The letter added: "These relatives do not have a clear understanding of what happened as documentary evidence, they are told, remains unavailable; and possibly will not be revealed until 2040, which is of no comfort; indeed it adds to their distress as the relatives, themselves, will not be alive."
Mark said: "There is a definite residual sense of grievance. The initial cover up at the time of the war is perhaps understandable, because it could be used as propaganda by the Germans.
"But the lack of recognition and acknowledgement in the subsequent years that has left many survivors and relatives of victims feeling their sacrifice was worth less than the big heroic events of the Second World War."
Jacqueline Tanner is one of a handful of people who was on the Lancastria and is still alive. She was two and a half when the ship was attacked.
Her parents Clifford and Vera Tillyer were working in Belgium when they decided to evacuate.
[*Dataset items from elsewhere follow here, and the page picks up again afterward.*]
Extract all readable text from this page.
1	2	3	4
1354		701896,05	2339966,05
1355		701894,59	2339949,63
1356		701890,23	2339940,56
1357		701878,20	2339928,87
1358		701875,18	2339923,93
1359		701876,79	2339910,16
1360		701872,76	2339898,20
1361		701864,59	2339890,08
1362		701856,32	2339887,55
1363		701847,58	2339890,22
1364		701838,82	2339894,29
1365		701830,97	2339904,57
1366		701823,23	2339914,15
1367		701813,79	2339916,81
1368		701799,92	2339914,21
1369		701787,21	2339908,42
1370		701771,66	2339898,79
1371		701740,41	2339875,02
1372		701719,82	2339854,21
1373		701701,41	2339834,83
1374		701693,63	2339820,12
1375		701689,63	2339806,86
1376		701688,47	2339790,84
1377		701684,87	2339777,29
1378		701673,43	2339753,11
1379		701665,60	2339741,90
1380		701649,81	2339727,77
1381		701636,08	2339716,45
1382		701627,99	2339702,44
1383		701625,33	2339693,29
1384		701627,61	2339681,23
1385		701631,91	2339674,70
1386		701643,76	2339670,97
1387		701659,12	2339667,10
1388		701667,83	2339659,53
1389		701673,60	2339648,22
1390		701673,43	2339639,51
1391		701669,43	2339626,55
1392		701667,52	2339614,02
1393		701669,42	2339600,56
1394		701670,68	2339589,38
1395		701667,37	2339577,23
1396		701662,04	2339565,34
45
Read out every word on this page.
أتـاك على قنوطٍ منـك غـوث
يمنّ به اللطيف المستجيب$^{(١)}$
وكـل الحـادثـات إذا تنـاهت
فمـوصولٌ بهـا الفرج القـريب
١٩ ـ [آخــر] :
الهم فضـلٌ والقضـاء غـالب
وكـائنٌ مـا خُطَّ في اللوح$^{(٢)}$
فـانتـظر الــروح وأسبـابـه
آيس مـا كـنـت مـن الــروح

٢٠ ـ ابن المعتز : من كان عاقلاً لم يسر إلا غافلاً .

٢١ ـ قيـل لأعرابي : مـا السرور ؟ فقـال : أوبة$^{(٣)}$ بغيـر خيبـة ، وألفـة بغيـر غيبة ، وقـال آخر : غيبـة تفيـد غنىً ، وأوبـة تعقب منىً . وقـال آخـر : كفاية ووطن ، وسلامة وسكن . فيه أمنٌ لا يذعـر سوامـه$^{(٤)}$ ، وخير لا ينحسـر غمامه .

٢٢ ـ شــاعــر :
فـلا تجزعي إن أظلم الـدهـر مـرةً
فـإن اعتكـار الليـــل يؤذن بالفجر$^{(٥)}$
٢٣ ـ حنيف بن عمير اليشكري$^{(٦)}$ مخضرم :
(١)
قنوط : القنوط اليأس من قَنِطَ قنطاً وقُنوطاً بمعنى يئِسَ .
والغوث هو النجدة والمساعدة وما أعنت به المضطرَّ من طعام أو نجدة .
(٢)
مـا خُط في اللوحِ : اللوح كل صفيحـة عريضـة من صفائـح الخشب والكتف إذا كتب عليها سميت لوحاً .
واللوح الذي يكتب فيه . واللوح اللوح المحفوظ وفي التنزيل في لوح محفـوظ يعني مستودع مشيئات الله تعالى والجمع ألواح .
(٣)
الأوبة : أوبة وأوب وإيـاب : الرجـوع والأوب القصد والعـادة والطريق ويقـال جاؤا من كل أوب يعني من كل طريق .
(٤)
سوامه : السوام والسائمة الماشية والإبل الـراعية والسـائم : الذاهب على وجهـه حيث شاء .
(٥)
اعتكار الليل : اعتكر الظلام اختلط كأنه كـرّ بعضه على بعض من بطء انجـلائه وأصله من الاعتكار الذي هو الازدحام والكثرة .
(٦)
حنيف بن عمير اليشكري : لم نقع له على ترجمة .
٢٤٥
When the Lancastria was hit, Jacqueline's family managed to escape by running through the ship shouting "baby here, baby here".
When they reached the water, Jacqueline was kept alive on a floating plank of wood.
Now aged 77 and living in Malvern, Worcestershire, she will be joined by her husband, her children and her grandchildren at a ceremony in Saint-Nazaire on 17 June to mark the tragedy.
"We want recognition that this was the biggest sea disaster ever," she said.
"When we have tried, they (the government) have said it (documents on the Lancastria) are secret. I can't think, after all of these years, it can still be a secret.
"It was a bad time - the evacuation from France. I think Churchill was right when he said 'we don't broadcast this'. It was too much for the people to take. Surely, after all of these years now, it can come out. Why don't they recognise it? We don't know."
The Ministry of Defence said all known documents relating to the Lancastria have been available at the National Archives at Kew since the early 1970s.
A spokesman added: "The sinking of the HMT Lancastria remains the United Kingdom's greatest maritime disaster and, although it occurred over 70 years ago, the sacrifice of many thousands of servicemen and civilians, and the endurance of those who were saved that day, must never be forgotten.
"As the French Government has provided an appropriate level of protection to the Lancastria through French law and it is formally considered a military maritime grave by the MoD, we believe that the wreck has the formal status and protection it deserves."
On Saturday, 13 June, relatives of those who were on the Lancastria will gather for a ceremony at the Scottish memorial at the Golden Jubilee Hospital in Clydebank, near to where the ship was built.
Many will then travel to France for the service at Saint-Nazaire on Wednesday, with no major event planned in the UK. The MoD has said it does not plan to send a representative to France.
As the families reflect on their loss, it appears their frustrations will remain.